Итак, история эта произошла поздней осенью 1928 года. Произошла в Москве, и очевидцами, а в какой-то степени и участниками её стали жители одного из домов Большого Гнездниковского переулка, как я всегда отмечал – нашего переулка. Того самого, который отходит вправо от Тверской улицы, если двигаться к Кремлю от одноимённой площади. Проходите магазин «Армения», ныряете в первую же арку – и вы в Большом Гнездниковском. Сказав «очевидцами», я немного погрешил против истины. Собственно, свидетелей-то как раз и не было. Были те, кто затеял эту историю, которая приняла неотвратимый и трагический оборот и стала историей в полном смысле этого загадочного и притягательного для обывателя слова.
Представьте себе обыкновенный городской двор, в котором любят посидеть да посудачить домохозяйки, если они, конечно, уже сходили за покупками на рынок и сварили полуденный борщ. Посидеть любят и мужички-лоботрясы. Они не меньше домохозяек предпочитают проводить неограниченный досуг на воздухе и не хуже их способны пропустить через рентген своих глаз, а главное – жизненного опыта не только сумки в руках идущего мимо них прохожего, но и самого прохожего. Им не надо предъявлять документы, они вам и без того в подробностях расскажут вашу же собственную биографию.

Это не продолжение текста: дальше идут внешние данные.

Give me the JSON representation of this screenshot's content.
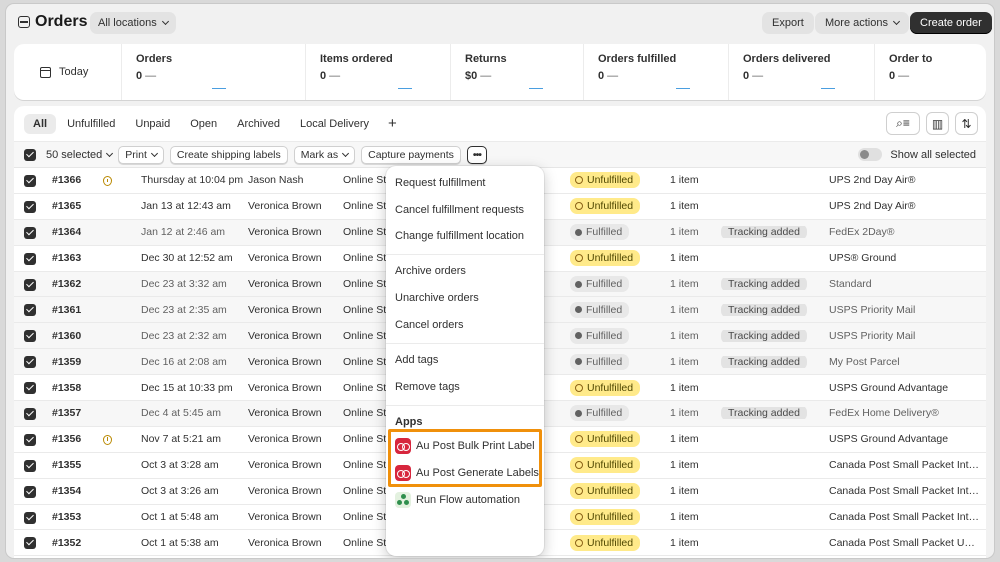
{
  "header": {
    "title": "Orders",
    "location_button": "All locations",
    "export_label": "Export",
    "more_actions_label": "More actions",
    "create_order_label": "Create order"
  },
  "metrics": {
    "date_label": "Today",
    "cards": [
      {
        "label": "Orders",
        "value": "0",
        "trend": "—"
      },
      {
        "label": "Items ordered",
        "value": "0",
        "trend": "—"
      },
      {
        "label": "Returns",
        "value": "$0",
        "trend": "—"
      },
      {
        "label": "Orders fulfilled",
        "value": "0",
        "trend": "—"
      },
      {
        "label": "Orders delivered",
        "value": "0",
        "trend": "—"
      },
      {
        "label": "Order to",
        "value": "0",
        "trend": "—"
      }
    ]
  },
  "tabs": [
    "All",
    "Unfulfilled",
    "Unpaid",
    "Open",
    "Archived",
    "Local Delivery",
    "+"
  ],
  "toolbar": {
    "search_icon": "search-filter-icon",
    "columns_icon": "columns-icon",
    "sort_icon": "sort-icon"
  },
  "bulk": {
    "selected_label": "50 selected",
    "print_label": "Print",
    "shipping_labels_label": "Create shipping labels",
    "mark_as_label": "Mark as",
    "capture_label": "Capture payments",
    "more_label": "•••",
    "show_all_label": "Show all selected"
  },
  "orders": [
    {
      "id": "#1366",
      "flag": true,
      "date": "Thursday at 10:04 pm",
      "customer": "Jason Nash",
      "channel": "Online Store",
      "status": "Unfulfilled",
      "items": "1 item",
      "tracking": "",
      "shipping": "UPS 2nd Day Air®",
      "grey": false
    },
    {
      "id": "#1365",
      "flag": false,
      "date": "Jan 13 at 12:43 am",
      "customer": "Veronica Brown",
      "channel": "Online Store",
      "status": "Unfulfilled",
      "items": "1 item",
      "tracking": "",
      "shipping": "UPS 2nd Day Air®",
      "grey": false
    },
    {
      "id": "#1364",
      "flag": false,
      "date": "Jan 12 at 2:46 am",
      "customer": "Veronica Brown",
      "channel": "Online Store",
      "status": "Fulfilled",
      "items": "1 item",
      "tracking": "Tracking added",
      "shipping": "FedEx 2Day®",
      "grey": true
    },
    {
      "id": "#1363",
      "flag": false,
      "date": "Dec 30 at 12:52 am",
      "customer": "Veronica Brown",
      "channel": "Online Store",
      "status": "Unfulfilled",
      "items": "1 item",
      "tracking": "",
      "shipping": "UPS® Ground",
      "grey": false
    },
    {
      "id": "#1362",
      "flag": false,
      "date": "Dec 23 at 3:32 am",
      "customer": "Veronica Brown",
      "channel": "Online Store",
      "status": "Fulfilled",
      "items": "1 item",
      "tracking": "Tracking added",
      "shipping": "Standard",
      "grey": true
    },
    {
      "id": "#1361",
      "flag": false,
      "date": "Dec 23 at 2:35 am",
      "customer": "Veronica Brown",
      "channel": "Online Store",
      "status": "Fulfilled",
      "items": "1 item",
      "tracking": "Tracking added",
      "shipping": "USPS Priority Mail",
      "grey": true
    },
    {
      "id": "#1360",
      "flag": false,
      "date": "Dec 23 at 2:32 am",
      "customer": "Veronica Brown",
      "channel": "Online Store",
      "status": "Fulfilled",
      "items": "1 item",
      "tracking": "Tracking added",
      "shipping": "USPS Priority Mail",
      "grey": true
    },
    {
      "id": "#1359",
      "flag": false,
      "date": "Dec 16 at 2:08 am",
      "customer": "Veronica Brown",
      "channel": "Online Store",
      "status": "Fulfilled",
      "items": "1 item",
      "tracking": "Tracking added",
      "shipping": "My Post Parcel",
      "grey": true
    },
    {
      "id": "#1358",
      "flag": false,
      "date": "Dec 15 at 10:33 pm",
      "customer": "Veronica Brown",
      "channel": "Online Store",
      "status": "Unfulfilled",
      "items": "1 item",
      "tracking": "",
      "shipping": "USPS Ground Advantage",
      "grey": false
    },
    {
      "id": "#1357",
      "flag": false,
      "date": "Dec 4 at 5:45 am",
      "customer": "Veronica Brown",
      "channel": "Online Store",
      "status": "Fulfilled",
      "items": "1 item",
      "tracking": "Tracking added",
      "shipping": "FedEx Home Delivery®",
      "grey": true
    },
    {
      "id": "#1356",
      "flag": true,
      "date": "Nov 7 at 5:21 am",
      "customer": "Veronica Brown",
      "channel": "Online Store",
      "status": "Unfulfilled",
      "items": "1 item",
      "tracking": "",
      "shipping": "USPS Ground Advantage",
      "grey": false
    },
    {
      "id": "#1355",
      "flag": false,
      "date": "Oct 3 at 3:28 am",
      "customer": "Veronica Brown",
      "channel": "Online Store",
      "status": "Unfulfilled",
      "items": "1 item",
      "tracking": "",
      "shipping": "Canada Post Small Packet Inte...",
      "grey": false
    },
    {
      "id": "#1354",
      "flag": false,
      "date": "Oct 3 at 3:26 am",
      "customer": "Veronica Brown",
      "channel": "Online Store",
      "status": "Unfulfilled",
      "items": "1 item",
      "tracking": "",
      "shipping": "Canada Post Small Packet Inte...",
      "grey": false
    },
    {
      "id": "#1353",
      "flag": false,
      "date": "Oct 1 at 5:48 am",
      "customer": "Veronica Brown",
      "channel": "Online Store",
      "status": "Unfulfilled",
      "items": "1 item",
      "tracking": "",
      "shipping": "Canada Post Small Packet Inte...",
      "grey": false
    },
    {
      "id": "#1352",
      "flag": false,
      "date": "Oct 1 at 5:38 am",
      "customer": "Veronica Brown",
      "channel": "Online Store",
      "status": "Unfulfilled",
      "items": "1 item",
      "tracking": "",
      "shipping": "Canada Post Small Packet USA ...",
      "grey": false
    }
  ],
  "menu": {
    "request_fulfillment": "Request fulfillment",
    "cancel_fulfillment_requests": "Cancel fulfillment requests",
    "change_fulfillment_location": "Change fulfillment location",
    "archive_orders": "Archive orders",
    "unarchive_orders": "Unarchive orders",
    "cancel_orders": "Cancel orders",
    "add_tags": "Add tags",
    "remove_tags": "Remove tags",
    "apps_heading": "Apps",
    "au_post_bulk_print": "Au Post Bulk Print Label",
    "au_post_generate": "Au Post Generate Labels",
    "run_flow": "Run Flow automation"
  },
  "colors": {
    "highlight": "#f0900b",
    "unfulfilled_badge": "#ffea8a",
    "fulfilled_badge": "#e8e8e8",
    "app_icon": "#d7263d"
  }
}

Моряк. Художник Владимир Комаревцев
Но больше всего через этот двор всё-таки проходят: например, те же обитатели близлежащих домов, отчаянно спешащие на работу в советскую контору, или мелкие изголодавшиеся плуты-воришки, работающие в паре и неприметно высматривающие себе очередную жертву. Но может в этот двор ненароком забрести и прохожий – обыкновенный или приметный, но которого непременно заметят, если он только не будет торопиться. И вот в один из хмурых октябрьских дней во двор ввалился матрос. Это заметили сразу и те, кто сидел на лавочке у входной двери, и те, кто просто от нечего делать таращился в окно. Ошибиться было никак нельзя – это был не какой-то там артист, надевший на себя костюм моряка, а именно матрос. Натуральный, настоящий! Он и шёл-то вразвалочку, и брюки его были слишком уж ладно клешёными, и надёжно сидела на своём положенном месте заломленная на затылок бескозырка, ну и наконец, грудь его обтягивала видавшая виды полинявшая тельняшка. Словом, моряк да и только! Такой бравый вид настоящего морского вояки выдавал в нём смелого, бывалого человека. Кстати, и лет ему я бы дал не меньше сорока. Самый расцвет! Примерно такие, увешанные винтовочками, бродили по тёмным московским улочкам и переулочкам в 1918-м. Это они запросто врывались в частные квартиры и торговые заведения, где, не стесняясь, потрошили жильцов и хозяев. Хозяевами-то-экспроприаторами в этот момент были они сами, а все остальные – жертвами экспроприации. Попробуй им не открыть или не впустить – сами войдут и уж тогда разговор будет совсем коротким. В ход пойдёт револьвер, а может, и штык, смотря по обстановке. Но простой обыватель всё сразу понимал и в пререкания или там разговоры всякие лишние не вступал. Иногда и не успевал вступить. Лихой матросик его быстро проверял на прочность. Но в 1928-м такой вид прохожего привычным назвать уже было весьма затруднительно. Этот самый матросик явно задержался в прошлом, наверное, ходил в кругосветку, не иначе. Ну не из кино же он явился, в самом деле, хотя и без винтовочки и револьвера?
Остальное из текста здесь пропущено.